One of the poem’s greatest strengths is its sustained use of Western imagery. Riggs-Davis never abandons the metaphorical framework:

  • sheriffs
  • outlaws
  • saloons
  • ghost towns
  • gallows
  • wanted posters
  • tumbleweeds
  • showdowns

These symbols transform the emotional conflict into something mythic and cinematic. The West becomes a metaphor for survival, isolation, masculinity, and violence.
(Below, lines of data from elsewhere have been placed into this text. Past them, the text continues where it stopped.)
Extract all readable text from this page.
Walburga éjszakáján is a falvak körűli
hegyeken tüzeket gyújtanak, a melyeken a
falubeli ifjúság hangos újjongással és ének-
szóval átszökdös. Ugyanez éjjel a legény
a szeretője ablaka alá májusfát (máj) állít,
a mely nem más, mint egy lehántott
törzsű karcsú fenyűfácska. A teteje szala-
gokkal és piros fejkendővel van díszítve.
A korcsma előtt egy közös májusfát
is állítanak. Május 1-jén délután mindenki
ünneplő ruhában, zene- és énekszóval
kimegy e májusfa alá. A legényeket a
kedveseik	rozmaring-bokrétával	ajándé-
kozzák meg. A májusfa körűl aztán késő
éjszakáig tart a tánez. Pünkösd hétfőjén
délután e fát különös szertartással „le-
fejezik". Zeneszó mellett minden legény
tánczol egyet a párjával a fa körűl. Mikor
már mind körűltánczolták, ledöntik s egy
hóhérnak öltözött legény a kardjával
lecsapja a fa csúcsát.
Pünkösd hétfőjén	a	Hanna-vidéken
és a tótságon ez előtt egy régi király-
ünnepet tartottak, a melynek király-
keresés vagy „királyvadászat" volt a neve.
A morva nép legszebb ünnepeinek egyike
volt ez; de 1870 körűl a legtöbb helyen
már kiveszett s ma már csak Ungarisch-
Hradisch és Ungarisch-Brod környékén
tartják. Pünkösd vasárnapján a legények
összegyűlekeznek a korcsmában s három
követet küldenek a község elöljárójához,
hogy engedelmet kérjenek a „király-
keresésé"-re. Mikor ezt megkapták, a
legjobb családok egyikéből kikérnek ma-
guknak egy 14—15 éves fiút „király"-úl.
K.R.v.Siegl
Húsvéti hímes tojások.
The repeated image of hands hovering over “big iron on our hips” evokes classic Western gunfighter standoffs, while referring to a classic Arizona poetry trope made popular by Marty Robbins‘ “Big Iron“, simultaneously symbolizing emotional self-defense between family members.


Love Surviving Violence

Despite the rage and heartbreak threaded throughout the poem, “Gunslingers” ultimately remains a love poem.

The final line:

“I still love you.”

lands with devastating emotional force because it arrives after metaphorical execution. Even after rejection, abandonment, and symbolic death, the speaker refuses to relinquish love.

That refusal becomes the poem’s deepest act of resistance.


Performance Style and Delivery

Skyelyn Riggs-Davis delivers “Gunslingers” with a theatrical intensity rooted in slam poetry traditions while maintaining the emotional intimacy of confessional writing. His pacing shifts between restrained vulnerability and explosive confrontation, mirroring the escalating tension of a Western duel.

The performance’s emotional realism is amplified by:

  • cinematic pauses
  • repeated visual motifs
  • escalating repetition
  • direct address
  • vocal tonal shifts

The result feels less like recitation and more like witnessing a confrontation unfold in real time.


Why “Gunslingers” Resonates

“Gunslingers” resonates because it takes deeply personal pain and reframes it through universally recognizable mythology. Even audiences unfamiliar with transgender experiences can immediately understand the emotional language of:

  • exile
  • family betrayal
  • hero narratives
  • survival
  • longing for reconciliation

The poem succeeds because it refuses simplicity. Neither sibling is rendered as a cartoon villain. Instead, Riggs-Davis presents a tragic portrait of people trapped inside inherited ideas of identity, morality, and family.


About Skyelyn Riggs-Davis

Skyelyn Riggs-Davis is an Arizona-based spoken word artist, slam poet, musician, and event producer known for emotionally charged performances exploring queer identity, resilience, and survival in the modern American Southwest.